Bundespräsident: Kirchen dürfen sich nicht überschätzen

Johannes Rau warnt vor einer Inflation kirchlicher Äußerungen zu Gesellschaftsfragen

B e r l i n (idea) – Bundespräsident Johannes Rau hat den Kirchen geraten, ihre gesellschaftliche Bedeutung nicht zu überschätzen. In Wirklichkeit befänden sie sich in weiten Teilen des Landes, auch im Westen, in einer Minderheitenrolle, sagte er am 23. Oktober bei einem Besuch der Theologischen Fakultät der Berliner Humboldt-Universität. Er warnte vor einer Inflation kirchlicher Äußerungen und vor zu starkem Lobbyismus. Die Kirchen gefährdeten ihre Glaubwürdigkeit, wenn sie den Eindruck erweckten, als seien ihnen die Sitze in den Rundfunkräten wichtiger als die Inhalte der christlichen Botschaft.

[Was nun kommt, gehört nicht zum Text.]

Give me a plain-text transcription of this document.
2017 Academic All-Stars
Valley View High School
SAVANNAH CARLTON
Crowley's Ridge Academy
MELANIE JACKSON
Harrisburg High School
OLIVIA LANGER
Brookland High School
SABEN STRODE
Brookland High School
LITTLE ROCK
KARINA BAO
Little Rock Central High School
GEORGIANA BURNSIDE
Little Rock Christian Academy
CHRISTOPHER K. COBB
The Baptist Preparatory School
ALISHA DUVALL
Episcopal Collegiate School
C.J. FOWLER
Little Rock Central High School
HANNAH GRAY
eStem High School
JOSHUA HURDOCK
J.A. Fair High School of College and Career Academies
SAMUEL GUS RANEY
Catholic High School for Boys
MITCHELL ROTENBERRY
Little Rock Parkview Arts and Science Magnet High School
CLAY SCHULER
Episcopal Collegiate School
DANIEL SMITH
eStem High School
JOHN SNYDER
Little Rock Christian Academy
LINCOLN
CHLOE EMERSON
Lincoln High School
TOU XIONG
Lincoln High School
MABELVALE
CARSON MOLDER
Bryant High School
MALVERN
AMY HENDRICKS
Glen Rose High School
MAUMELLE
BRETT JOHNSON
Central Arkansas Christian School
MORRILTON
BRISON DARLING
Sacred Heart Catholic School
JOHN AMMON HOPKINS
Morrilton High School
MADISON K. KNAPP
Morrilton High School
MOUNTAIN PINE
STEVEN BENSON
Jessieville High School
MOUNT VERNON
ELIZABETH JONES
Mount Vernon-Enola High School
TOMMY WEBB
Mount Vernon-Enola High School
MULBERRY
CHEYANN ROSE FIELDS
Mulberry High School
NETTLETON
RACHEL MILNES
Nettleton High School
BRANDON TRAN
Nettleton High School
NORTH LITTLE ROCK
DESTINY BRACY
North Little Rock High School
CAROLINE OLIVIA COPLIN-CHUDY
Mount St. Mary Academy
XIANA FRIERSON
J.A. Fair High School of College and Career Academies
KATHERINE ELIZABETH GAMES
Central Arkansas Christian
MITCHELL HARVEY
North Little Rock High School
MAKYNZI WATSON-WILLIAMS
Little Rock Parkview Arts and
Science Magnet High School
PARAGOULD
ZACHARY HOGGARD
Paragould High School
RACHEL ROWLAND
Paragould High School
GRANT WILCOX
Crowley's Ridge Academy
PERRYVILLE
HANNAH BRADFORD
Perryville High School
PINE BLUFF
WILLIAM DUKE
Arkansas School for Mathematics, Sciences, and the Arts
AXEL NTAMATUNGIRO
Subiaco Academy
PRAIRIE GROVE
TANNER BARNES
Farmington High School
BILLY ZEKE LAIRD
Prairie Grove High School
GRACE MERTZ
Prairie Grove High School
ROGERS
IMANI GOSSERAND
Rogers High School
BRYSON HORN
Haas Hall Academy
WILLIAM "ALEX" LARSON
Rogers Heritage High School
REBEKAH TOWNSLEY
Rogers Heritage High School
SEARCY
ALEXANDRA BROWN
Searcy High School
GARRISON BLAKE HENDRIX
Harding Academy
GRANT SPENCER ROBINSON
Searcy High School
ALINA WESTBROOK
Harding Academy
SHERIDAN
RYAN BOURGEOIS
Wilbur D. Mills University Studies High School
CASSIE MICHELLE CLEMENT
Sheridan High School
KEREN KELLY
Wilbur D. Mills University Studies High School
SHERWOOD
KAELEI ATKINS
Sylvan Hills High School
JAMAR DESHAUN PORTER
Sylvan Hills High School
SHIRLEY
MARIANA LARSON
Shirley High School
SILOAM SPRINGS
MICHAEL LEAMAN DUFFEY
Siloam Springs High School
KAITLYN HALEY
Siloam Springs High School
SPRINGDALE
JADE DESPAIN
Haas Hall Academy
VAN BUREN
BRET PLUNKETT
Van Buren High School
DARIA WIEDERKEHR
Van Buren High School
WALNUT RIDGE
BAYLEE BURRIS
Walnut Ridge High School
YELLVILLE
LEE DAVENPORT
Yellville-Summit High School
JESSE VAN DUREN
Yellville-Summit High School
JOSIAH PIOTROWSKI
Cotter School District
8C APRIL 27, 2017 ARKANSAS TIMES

Verzicht auf religiöse Beteuerung bei Vereidigung biblisch begründbar

Rau ging auch darauf ein, dass bei der Vereidigung der rot-grünen Bundesregierung Kanzler Gerhard Schröder und fünf seiner 13 Ministerinnen und Minister auf die religiöse Beteuerung “So wahr mit Gott helfe” verzichtet hatten. Dies hatte CSU-Generalsekretär Thomas Goppel kritisiert: Wenn fast die halbe Bundesregierung auf Gottes Hilfe anscheinend keinen Wert lege, zeige dies, wie weit sich Rot-Grün von christlichen Werten entfernt habe. Rau sieht das anders: Das Weglassen der religiösen Beteuerung bedeute nicht, dass das betreffende Kabinettsmitglied kein Christ wäre. Rau verwies auf den Präses der EKD-Synode, Jürgen Schmude. Der ehemalige Minister im Kabinett von Kanzler Helmut Schmidt (SPD) hatte bei seinen Vereidigungen auf den religiösen Zusatz verzichtet, weil Jesus in der Bergpredigt vom Schwören abrät.

Weniger kopflastige Predigten

Der Bundespräsident war auf Einladung des Dekans der Theologischen Fakultät der Humboldt-Universität, Prof. Hans-Gebhard Bethge, in die Seminarräume im Berliner Dom gekommen, um sich über die Situation der Theologiestudenten zu informieren. Viele beklagten den mangelnden Praxisbezug. Rau riet den zukünftigen Pfarrern zu mehr Bodenständigkeit. “Zu große Kopflastigkeit der Predigt führt zu natürlicher Reduktion der Gemeinde”, so der Bundespräsident. Aus eigener Erfahrung als Gottesdienstbesucher wisse er, dass es niemanden interessiere, “wie ein bestimmtes Wort der Bibel im hebräischen Urtext wirklich heißt”.